Inside the VR family

Old timers still run the earlier VR-3000. That body lacked LED brightness control and topped at 30 mm Z range. The newer VR-5000 boasts a larger motorised stage and extra camera pixels, but price and delivery time look heavy. Many shops catch the middle ground by grabbing the 3100, minimum fuss, still gets firmware updates.

Real shop tasks

Let me throw a second list, practical this time.

  • Checking EDM electrode wear after 50 shots
  • Confirming burr height on stainless cut on a Swisstype
  • Inspecting sand-core collapse on die cast hubs
  • Reverse engineering an artisan door handle for a hotel lobby in Dubai

Those tasks show why a non contact profiler earns its bench space next to CNC iron, not hidden in a met lab.

Short dive into optics

The head uses coaxial LED through a telecentric lens stack, captures two images with a slight focus offset, builds a disparity map, then stacks up to 800 slices per sweep. Sounds nerdy, translation, the thing builds height from blur difference, no lasers dancing around, which explains the one second cycle.

File flow into CAM

Once the mesh pops up you hit export STL, Fusion 360 or Siemens NX imports it, user scales if needed, runs surface compare. DXF export is there for 2D silhouettes, a surprising number of machinists still draw red pen on printouts, DXF keeps them sane.

Maintenance talk

Fans pull shop dust through a mesh filter. I swap that filter every month, quick snap door, no screws. Objectives need a wipe with lens tissue if coolant mist settles, do not touch with rag. Firmware flashes from USB stick, three minutes, no drama. That is it.

Costs hidden and obvious

No price talk here, rule of the brief, but budget extra for the standalone antivibration table if your floor is poured badly, I learned it the hard way, vibration lines look like mountain ridges on the height map. A one inch thick granite slab already fixes half the issue.

Who buys in GCC

Abrasive waterjet shops in Abu Dhabi, turbine overhaul crews in Al Ain, jewellery prototyping studios in Dubai Design District, all three share one pain, they cannot risk stylus scratches. The VR-3100 answers that pain, quick and clean.

Wrap up

No fairy tales, the profiler is not magic. Mirror chrome can trip it, heavy vibration can smear scans, yet for 90 % of metal parts you throw under the lens, the map lands sharp, numbers repeat shift after shift. You free the CMM for tolerance work and push surface checks to the shop floor.

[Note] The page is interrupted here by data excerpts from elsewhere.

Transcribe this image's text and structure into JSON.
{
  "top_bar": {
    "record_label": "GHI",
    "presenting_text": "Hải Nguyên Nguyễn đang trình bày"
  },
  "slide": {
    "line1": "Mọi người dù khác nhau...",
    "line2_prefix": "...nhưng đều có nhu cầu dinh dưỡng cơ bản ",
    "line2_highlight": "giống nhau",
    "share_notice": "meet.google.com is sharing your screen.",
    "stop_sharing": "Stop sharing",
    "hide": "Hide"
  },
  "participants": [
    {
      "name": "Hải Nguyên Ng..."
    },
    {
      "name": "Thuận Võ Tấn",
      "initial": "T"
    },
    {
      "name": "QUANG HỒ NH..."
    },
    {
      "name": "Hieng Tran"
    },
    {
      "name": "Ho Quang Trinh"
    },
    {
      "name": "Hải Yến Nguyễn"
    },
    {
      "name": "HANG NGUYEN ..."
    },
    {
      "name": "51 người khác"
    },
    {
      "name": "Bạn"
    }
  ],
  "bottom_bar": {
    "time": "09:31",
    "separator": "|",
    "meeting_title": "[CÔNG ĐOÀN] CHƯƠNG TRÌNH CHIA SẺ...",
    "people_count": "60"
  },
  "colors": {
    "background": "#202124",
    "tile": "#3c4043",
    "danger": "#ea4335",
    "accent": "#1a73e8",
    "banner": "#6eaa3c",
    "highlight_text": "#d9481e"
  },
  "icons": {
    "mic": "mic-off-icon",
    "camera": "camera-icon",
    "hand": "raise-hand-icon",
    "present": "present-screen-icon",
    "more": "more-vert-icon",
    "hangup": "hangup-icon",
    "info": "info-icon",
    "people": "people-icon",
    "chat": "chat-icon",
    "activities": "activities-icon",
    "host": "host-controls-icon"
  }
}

Good trade.

Vertical resolution0.1 µm
Height accuracy±2 µm (within full field)
Maximum height range50 mm
XY pixel resolution0.2 µm
Measurement fieldup to 100 × 50 mm per stitch
Scan time≈1 s for single frame
Objective turret1×, 10×, 20×, 50× motorised
Stage size200 × 100 mm, motorised
Light sourceHigh power white LED
Data export formatsCSV, STL, DXF, TIFF
Can the VR-3100 measure mirror polished titanium parts?
Yes, but you need to lower LED intensity and sometimes tilt the sample two degrees to cut glare.
How big a part fits on the stage?
The motorised plate handles up to 200 × 100 mm footprint and about 2 kg mass.
Does it require compressed air like some CMMs?
No, it runs on standard mains power and uses internal fans for cooling.
Is calibration difficult?
Factory delivers a ceramic step gauge, run the guided routine once a month, five minutes and you are done.
Can I export data directly into CAD?
Sure, choose STL for 3D mesh or DXF for 2D outline, most CAD packages in the region open those right away.
Design Features
One second scan
Reduces queue time at QC compared with laser scanners that need multi pass sweeps.
50 mm height range
Covers deep features that optical comparators and basic microscopes miss.
Direct STL export
Feeds reverse engineering or wear tracking loops without extra converters.
Compact footprint
Fits between two CNC control cabinets, no extra chillers or vibration pumps needed.